No charges were filed.
"Had people listened to our plea, there would be tens of thousands of people who had not died of a dreaded disease," contributed the Rev. Jim Garlow. "This breaks our heart to see people die of AIDS."
No hands were cuffed. In fact, the few cops in attendance were paying no attention to the speakers, instead talking among themselves and checking their BlackBerrys.
The evangelical activists had been hoping to provoke arrest, because, as organizer Gary Cass of the Christian Anti-Defamation Commission put it, "we'd have standing to challenge the law." But their prayers were not answered. Nobody was arrested, which wasn't surprising: To run afoul of the new law, you need to "plan or prepare for an act of physical violence" or "incite an imminent act of physical violence."
Instead of getting arrested, the ministers got something else: A couple of dozen gay activists, surrounding them with rainbow flags and signs announcing "Gaga for Gay Rights" and "I Am a Love Warrior." By the end, the gay rights activists had taken over the lectern and the sound system and were holding their own news conference denouncing the ministers.

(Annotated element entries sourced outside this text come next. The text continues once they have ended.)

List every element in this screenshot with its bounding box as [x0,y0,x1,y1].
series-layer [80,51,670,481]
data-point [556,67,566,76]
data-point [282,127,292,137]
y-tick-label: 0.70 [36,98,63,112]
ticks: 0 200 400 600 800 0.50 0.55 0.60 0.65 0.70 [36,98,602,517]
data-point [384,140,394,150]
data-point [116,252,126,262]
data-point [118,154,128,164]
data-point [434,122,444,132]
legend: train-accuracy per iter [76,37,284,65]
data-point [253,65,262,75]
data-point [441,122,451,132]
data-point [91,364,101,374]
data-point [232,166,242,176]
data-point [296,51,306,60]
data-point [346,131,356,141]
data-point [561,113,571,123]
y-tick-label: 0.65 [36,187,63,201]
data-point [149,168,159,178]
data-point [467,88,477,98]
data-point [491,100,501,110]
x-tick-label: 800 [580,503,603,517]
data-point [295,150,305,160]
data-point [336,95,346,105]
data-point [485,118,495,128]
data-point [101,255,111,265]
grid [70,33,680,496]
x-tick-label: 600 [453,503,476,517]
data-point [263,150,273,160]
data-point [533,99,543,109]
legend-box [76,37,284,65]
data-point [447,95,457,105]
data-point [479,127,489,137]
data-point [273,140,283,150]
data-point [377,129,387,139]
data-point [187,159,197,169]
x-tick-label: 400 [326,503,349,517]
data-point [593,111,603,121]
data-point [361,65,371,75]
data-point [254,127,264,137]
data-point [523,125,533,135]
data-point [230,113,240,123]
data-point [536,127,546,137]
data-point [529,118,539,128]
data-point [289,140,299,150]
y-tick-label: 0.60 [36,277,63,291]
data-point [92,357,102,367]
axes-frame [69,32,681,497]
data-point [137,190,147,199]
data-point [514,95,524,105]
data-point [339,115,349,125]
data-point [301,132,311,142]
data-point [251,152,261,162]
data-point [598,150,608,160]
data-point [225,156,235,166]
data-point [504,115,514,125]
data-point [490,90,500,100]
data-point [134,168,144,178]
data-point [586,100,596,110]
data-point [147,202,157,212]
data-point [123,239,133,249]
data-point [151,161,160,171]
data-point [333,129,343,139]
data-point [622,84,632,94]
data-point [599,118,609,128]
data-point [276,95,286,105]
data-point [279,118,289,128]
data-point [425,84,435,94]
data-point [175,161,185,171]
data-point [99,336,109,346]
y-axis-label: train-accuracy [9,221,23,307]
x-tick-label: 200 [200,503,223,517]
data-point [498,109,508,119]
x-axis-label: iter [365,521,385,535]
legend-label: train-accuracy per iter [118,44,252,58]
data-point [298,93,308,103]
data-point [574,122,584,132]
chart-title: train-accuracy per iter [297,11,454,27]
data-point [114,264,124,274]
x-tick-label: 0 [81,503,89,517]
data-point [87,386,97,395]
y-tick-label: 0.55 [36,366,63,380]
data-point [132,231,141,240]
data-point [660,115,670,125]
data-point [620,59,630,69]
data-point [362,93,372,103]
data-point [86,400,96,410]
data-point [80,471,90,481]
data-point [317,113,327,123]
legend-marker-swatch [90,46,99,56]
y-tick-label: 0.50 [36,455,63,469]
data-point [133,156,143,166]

"We're here to say, my love is legit!" announced David Valk, an organizer of the National Equality March for gay rights.
It goes on in this vein, lauding the gays who took over the podium and praising the rental company that let them use the equipment and making fun of the Christians.
Here is my question: Why do the Christian protesters come off so badly, while the gay protesters come across so well? Is it just the bias of the author? Or are the Christian conservatives just being ineffective while the gays know how to protest effectively?